Friday, October 16, 2009

Steele at Bliss: the old-new-old GOP

THERE WAS something surreal about Michael Steele's visit to Akron Thursday night. Speaking in E. J. Thomas hall as a guest of the University of Akron and Bliss Institute, the Republican National Committee chairman briefly acknowledged Akron native Ray Bliss's leadership in rebuilding the party after its 1964 Goldwater disaster. Still, even with the passage of more than four decades, and with the ghost of Ray Bliss hovering over the event, it was easy enough to sense that Steele had arrived not to praise the past but to slay the image of a GOP that sloughs off the common folks to enrich the wealthy.

Against heavy odds (Walter Lippmann said it would be at least a 25 years before the party could think about returning to power after 1964), Bliss immediately, and without much public notice, set about to reassembling the GOP's broken parts into a cohesive whole. A taciturn fellow who was never inclined to hog the scene, Bliss was fastidiously self disciplined to the point of shyness., At the party dinners, never a fork nor spoon on the head table was permitted to be out of place.

On the other hand , standing on the stage as the latest successor of the Republican Party's most successful strategist, Steele offered his courteously attentive audience (mostly Republican, it appeared) little more than what we've been hearing from Republicans since the election. The party , he insisted, favors lower taxes, entrepreneurism,the true spirit of free enterprise, unquestioned wealth for the people at the top of the pyramid, and individual responsibility. As with the late Gov. Jim Rhodes, profit should never be a dirty word, he said, although I don't know many people, including me, who think it is.

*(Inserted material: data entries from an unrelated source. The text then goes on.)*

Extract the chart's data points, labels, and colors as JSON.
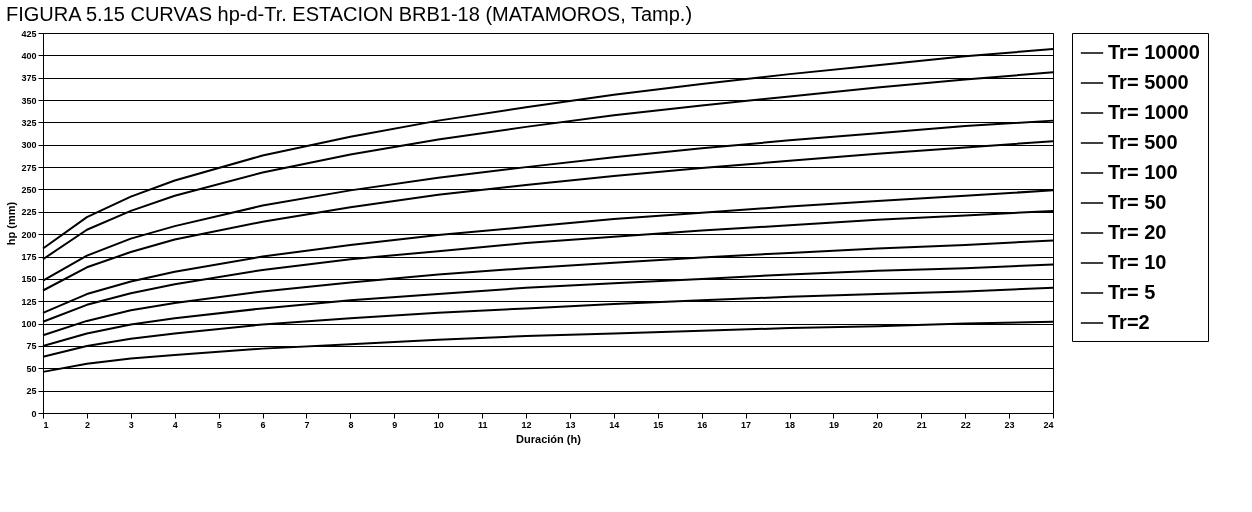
{
  "chart_data": {
    "type": "line",
    "title": "FIGURA 5.15 CURVAS hp-d-Tr. ESTACION BRB1-18 (MATAMOROS, Tamp.)",
    "xlabel": "Duración (h)",
    "ylabel": "hp (mm)",
    "x": [
      1,
      2,
      3,
      4,
      6,
      8,
      10,
      12,
      14,
      16,
      18,
      20,
      22,
      24
    ],
    "series": [
      {
        "name": "Tr= 10000",
        "color": "#000000",
        "values": [
          184,
          219,
          242,
          260,
          288,
          309,
          327,
          342,
          356,
          368,
          379,
          389,
          399,
          407
        ]
      },
      {
        "name": "Tr= 5000",
        "color": "#000000",
        "values": [
          172,
          205,
          226,
          243,
          269,
          289,
          306,
          320,
          333,
          344,
          354,
          364,
          373,
          381
        ]
      },
      {
        "name": "Tr= 1000",
        "color": "#000000",
        "values": [
          148,
          176,
          195,
          209,
          232,
          249,
          263,
          275,
          286,
          296,
          305,
          313,
          321,
          327
        ]
      },
      {
        "name": "Tr= 500",
        "color": "#000000",
        "values": [
          137,
          163,
          180,
          194,
          214,
          230,
          244,
          255,
          265,
          274,
          282,
          290,
          297,
          304
        ]
      },
      {
        "name": "Tr= 100",
        "color": "#000000",
        "values": [
          112,
          133,
          147,
          158,
          175,
          188,
          199,
          208,
          217,
          224,
          231,
          237,
          243,
          249
        ]
      },
      {
        "name": "Tr= 50",
        "color": "#000000",
        "values": [
          102,
          121,
          134,
          144,
          160,
          172,
          181,
          190,
          197,
          204,
          210,
          216,
          221,
          226
        ]
      },
      {
        "name": "Tr= 20",
        "color": "#000000",
        "values": [
          87,
          103,
          115,
          123,
          136,
          146,
          155,
          162,
          168,
          174,
          179,
          184,
          188,
          193
        ]
      },
      {
        "name": "Tr= 10",
        "color": "#000000",
        "values": [
          75,
          89,
          99,
          106,
          117,
          126,
          133,
          140,
          145,
          150,
          155,
          159,
          162,
          166
        ]
      },
      {
        "name": "Tr= 5",
        "color": "#000000",
        "values": [
          63,
          75,
          83,
          89,
          99,
          106,
          112,
          117,
          122,
          126,
          130,
          133,
          136,
          140
        ]
      },
      {
        "name": "Tr=2",
        "color": "#000000",
        "values": [
          46,
          55,
          61,
          65,
          72,
          77,
          82,
          86,
          89,
          92,
          95,
          97,
          100,
          102
        ]
      }
    ],
    "xlim": [
      1,
      24
    ],
    "xticks": [
      1,
      2,
      3,
      4,
      5,
      6,
      7,
      8,
      9,
      10,
      11,
      12,
      13,
      14,
      15,
      16,
      17,
      18,
      19,
      20,
      21,
      22,
      23,
      24
    ],
    "ylim": [
      0,
      425
    ],
    "yticks": [
      0,
      25,
      50,
      75,
      100,
      125,
      150,
      175,
      200,
      225,
      250,
      275,
      300,
      325,
      350,
      375,
      400,
      425
    ],
    "grid": "y",
    "legend": "right",
    "marker": "none",
    "line_style": "solid"
  }
}
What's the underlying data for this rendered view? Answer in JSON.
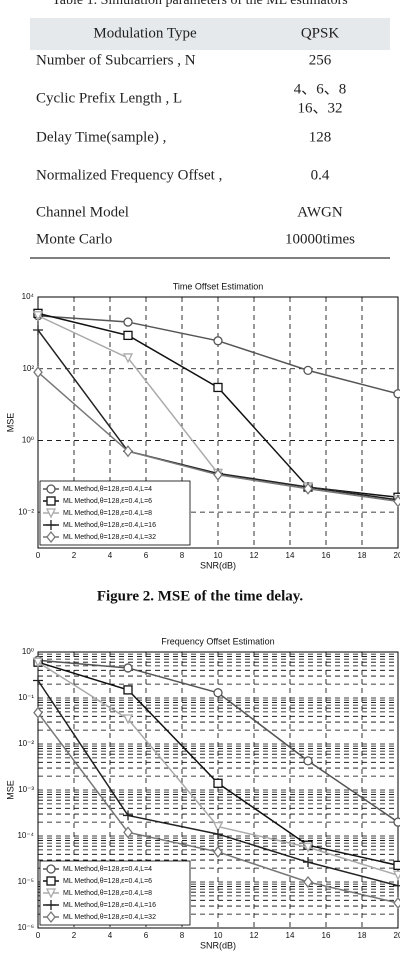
{
  "table": {
    "caption": "Table 1. Simulation parameters of the ML estimators",
    "header": [
      "Modulation Type",
      "QPSK"
    ],
    "rows": [
      [
        "Number of Subcarriers , N",
        "256"
      ],
      [
        "Cyclic Prefix Length , L",
        [
          "4、6、8",
          "16、32"
        ]
      ],
      [
        "Delay Time(sample) ,",
        "128"
      ],
      [
        "Normalized Frequency Offset ,",
        "0.4"
      ],
      [
        "Channel Model",
        "AWGN"
      ],
      [
        "Monte Carlo",
        "10000times"
      ]
    ]
  },
  "chart_data": [
    {
      "type": "line",
      "title": "Time Offset Estimation",
      "caption": "Figure 2. MSE of the time delay.",
      "xlabel": "SNR(dB)",
      "ylabel": "MSE",
      "log_y": true,
      "grid": true,
      "minor_grid": false,
      "legend": "lower left",
      "x": [
        0,
        5,
        10,
        15,
        20
      ],
      "xlim": [
        0,
        20
      ],
      "xticks": [
        0,
        2,
        4,
        6,
        8,
        10,
        12,
        14,
        16,
        18,
        20
      ],
      "ylim": [
        0.001,
        10000
      ],
      "yticks": [
        {
          "value": 0.01,
          "label": "10⁻²"
        },
        {
          "value": 1,
          "label": "10⁰"
        },
        {
          "value": 100,
          "label": "10²"
        },
        {
          "value": 10000,
          "label": "10⁴"
        }
      ],
      "series": [
        {
          "name": "ML Method,θ=128,ε=0.4,L=4",
          "color": "#555555",
          "marker": "circle",
          "values": [
            3000,
            2000,
            600,
            90,
            20
          ]
        },
        {
          "name": "ML Method,θ=128,ε=0.4,L=6",
          "color": "#111111",
          "marker": "square",
          "values": [
            3500,
            850,
            30,
            0.05,
            0.026
          ]
        },
        {
          "name": "ML Method,θ=128,ε=0.4,L=8",
          "color": "#aaaaaa",
          "marker": "triangle",
          "values": [
            3000,
            200,
            0.12,
            0.05,
            0.022
          ]
        },
        {
          "name": "ML Method,θ=128,ε=0.4,L=16",
          "color": "#222222",
          "marker": "plus",
          "values": [
            1200,
            0.5,
            0.12,
            0.05,
            0.022
          ]
        },
        {
          "name": "ML Method,θ=128,ε=0.4,L=32",
          "color": "#777777",
          "marker": "diamond",
          "values": [
            80,
            0.5,
            0.11,
            0.045,
            0.02
          ]
        }
      ]
    },
    {
      "type": "line",
      "title": "Frequency Offset Estimation",
      "xlabel": "SNR(dB)",
      "ylabel": "MSE",
      "log_y": true,
      "grid": true,
      "minor_grid": true,
      "legend": "lower left",
      "x": [
        0,
        5,
        10,
        15,
        20
      ],
      "xlim": [
        0,
        20
      ],
      "xticks": [
        0,
        2,
        4,
        6,
        8,
        10,
        12,
        14,
        16,
        18,
        20
      ],
      "ylim": [
        1e-06,
        1
      ],
      "yticks": [
        {
          "value": 1e-06,
          "label": "10⁻⁶"
        },
        {
          "value": 1e-05,
          "label": "10⁻⁵"
        },
        {
          "value": 0.0001,
          "label": "10⁻⁴"
        },
        {
          "value": 0.001,
          "label": "10⁻³"
        },
        {
          "value": 0.01,
          "label": "10⁻²"
        },
        {
          "value": 0.1,
          "label": "10⁻¹"
        },
        {
          "value": 1,
          "label": "10⁰"
        }
      ],
      "series": [
        {
          "name": "ML Method,θ=128,ε=0.4,L=4",
          "color": "#555555",
          "marker": "circle",
          "values": [
            0.66,
            0.45,
            0.13,
            0.0043,
            0.0002
          ]
        },
        {
          "name": "ML Method,θ=128,ε=0.4,L=6",
          "color": "#111111",
          "marker": "square",
          "values": [
            0.6,
            0.15,
            0.0014,
            6.3e-05,
            2.3e-05
          ]
        },
        {
          "name": "ML Method,θ=128,ε=0.4,L=8",
          "color": "#aaaaaa",
          "marker": "triangle",
          "values": [
            0.6,
            0.035,
            0.00016,
            5.7e-05,
            1.4e-05
          ]
        },
        {
          "name": "ML Method,θ=128,ε=0.4,L=16",
          "color": "#222222",
          "marker": "plus",
          "values": [
            0.24,
            0.00028,
            0.00011,
            2.7e-05,
            8.3e-06
          ]
        },
        {
          "name": "ML Method,θ=128,ε=0.4,L=32",
          "color": "#777777",
          "marker": "diamond",
          "values": [
            0.048,
            0.00012,
            4.5e-05,
            1e-05,
            3.5e-06
          ]
        }
      ]
    }
  ]
}
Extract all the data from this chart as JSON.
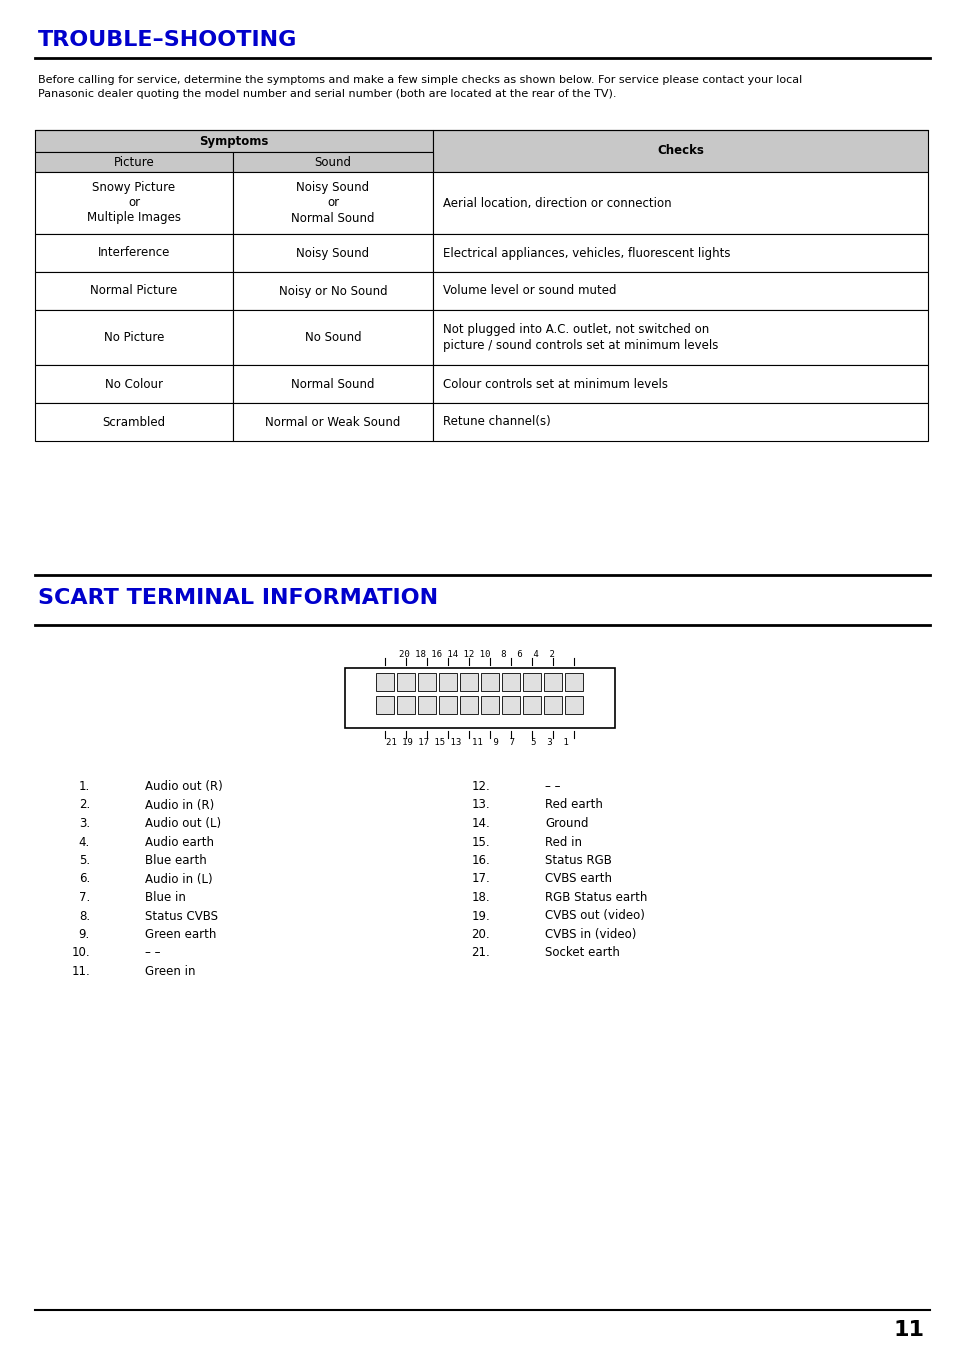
{
  "title1": "TROUBLE–SHOOTING",
  "title2": "SCART TERMINAL INFORMATION",
  "title_color": "#0000CC",
  "intro_text_line1": "Before calling for service, determine the symptoms and make a few simple checks as shown below. For service please contact your local",
  "intro_text_line2": "Panasonic dealer quoting the model number and serial number (both are located at the rear of the TV).",
  "table_header_symptoms": "Symptoms",
  "table_header_picture": "Picture",
  "table_header_sound": "Sound",
  "table_header_checks": "Checks",
  "table_rows": [
    {
      "picture": "Snowy Picture\nor\nMultiple Images",
      "sound": "Noisy Sound\nor\nNormal Sound",
      "checks": "Aerial location, direction or connection"
    },
    {
      "picture": "Interference",
      "sound": "Noisy Sound",
      "checks": "Electrical appliances, vehicles, fluorescent lights"
    },
    {
      "picture": "Normal Picture",
      "sound": "Noisy or No Sound",
      "checks": "Volume level or sound muted"
    },
    {
      "picture": "No Picture",
      "sound": "No Sound",
      "checks": "Not plugged into A.C. outlet, not switched on\npicture / sound controls set at minimum levels"
    },
    {
      "picture": "No Colour",
      "sound": "Normal Sound",
      "checks": "Colour controls set at minimum levels"
    },
    {
      "picture": "Scrambled",
      "sound": "Normal or Weak Sound",
      "checks": "Retune channel(s)"
    }
  ],
  "scart_left_items": [
    [
      "1.",
      "Audio out (R)"
    ],
    [
      "2.",
      "Audio in (R)"
    ],
    [
      "3.",
      "Audio out (L)"
    ],
    [
      "4.",
      "Audio earth"
    ],
    [
      "5.",
      "Blue earth"
    ],
    [
      "6.",
      "Audio in (L)"
    ],
    [
      "7.",
      "Blue in"
    ],
    [
      "8.",
      "Status CVBS"
    ],
    [
      "9.",
      "Green earth"
    ],
    [
      "10.",
      "– –"
    ],
    [
      "11.",
      "Green in"
    ]
  ],
  "scart_right_items": [
    [
      "12.",
      "– –"
    ],
    [
      "13.",
      "Red earth"
    ],
    [
      "14.",
      "Ground"
    ],
    [
      "15.",
      "Red in"
    ],
    [
      "16.",
      "Status RGB"
    ],
    [
      "17.",
      "CVBS earth"
    ],
    [
      "18.",
      "RGB Status earth"
    ],
    [
      "19.",
      "CVBS out (video)"
    ],
    [
      "20.",
      "CVBS in (video)"
    ],
    [
      "21.",
      "Socket earth"
    ]
  ],
  "page_number": "11",
  "top_label": "20 18 16 14 12 10  8  6  4  2",
  "bottom_label": "21 19 17 15 13  11  9  7   5  3  1"
}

For Steele, the rebuilding process could be even more difficiult as it was for Bliss as he speaks with concern for rabid groups, reminding us that they are frustrated because nobody is listening to their problems. When he does that, with the shorthand of political jabs that raises the specter of Big Brother and tax-guzzling Democrats, it is not a fresh approach to their problems but rather no approach at all. To make his case, he asked the audience if there was anybody who didn't like a little more money in his pocket. When nobody raised a hand, he considered it a vindication of his anti-tax defense. (These guys never ask whether anyone preferred to ride on dirt roads, cross rickety bridges, have nobody answer the emergency phone at the fire department or have the Pony Express deliver the mail only one day a week - services which, the last time I looked , are only possible through taxes.

He also fussed over the Obama Administration' s "rush" to pass health care reform, declaring that the President wants to accomplish it in 30 to 45 days - which , we all know, has been knocked about for nearly a year - and much longer for the Republican pols who had many opportunities to change things for the better when they occupied the White House and Congress.

Steele referred to his own meager childhood, which, with help from his mother, enabled him to become a successful African-American. He urged the audience, whites as well as the handful of blacks, to take control of their own lives for a brighter future.

When a woman asked him how a poor family with no job and no health insurance could pay for health coverage, Steele assured her that his party is working on a solution to the problem . These are always good cover lines to get to the next question. But can anyone deny that the party is no more progressive with an African-American at the RNC in order to show that the party has expanded its base? Sitting in the front row was Bob Bennett, the former chairman of the Ohio Republican Party. It must have been 25 years ago that he boasted to me, in a mild act of contrition, how the party was going to expand its base. Seeing Steele, I had to ask, This is finally how they did it?

Whatever is happening within the party's back rooms to reach out to a more diverse electorate is still puzzling to me. It's too bad that Einstein didn't solve the mystery of "hidden variables" in his research. It might tell us what Steele & Co. all means.


4 comments:

Anonymous said...

The Republicans want to get past the health care debate. They have successfully killed it every time it has been brought to the forefront. They kill it now and it won't come back to the agenda for another 10-15 year cycle.

Anonymous said...

Also, while Ray Bliss may be a favorite of local Republican leadership, it was Rogers Morton who did the actual work of rebuilding the national party. Bliss merely oversaw the fall of the party during the Barry Goldwater conservative purity movement.

Grumpy Abe said...

Sorry, but I think there is very little evidence that Bliss "merely oversaw the fall of the party..." He didn't become chairman until 1965, the year after the Goldwater movement failed to produce a winner and left the party in tatters. Most political historians, might agree with a scholarly paper delivered in 2008 by Prof. Brian Conley of Suffolk University, Boston, that said, in part:

"At the time of his appointment, Bliss inherited a defeated and bitterly divided party. Despite this Bliss was able to swiftly reorganize the party his first year in office, concluding with a surprizing Republican revival in the 1966 mid-term elections. "

chien lunatique said...

Hey, Anonyass,
Unless you have a crystal ball or foresight you do not know how the health care debate will end. Your claim that it has been killed is as asinine as you are. 2009 is not 1992. There is no comparison even if you wish it were so. Who will rid us of these meddlesome wingnuts? They contribute nothing and are the bane of our Republic.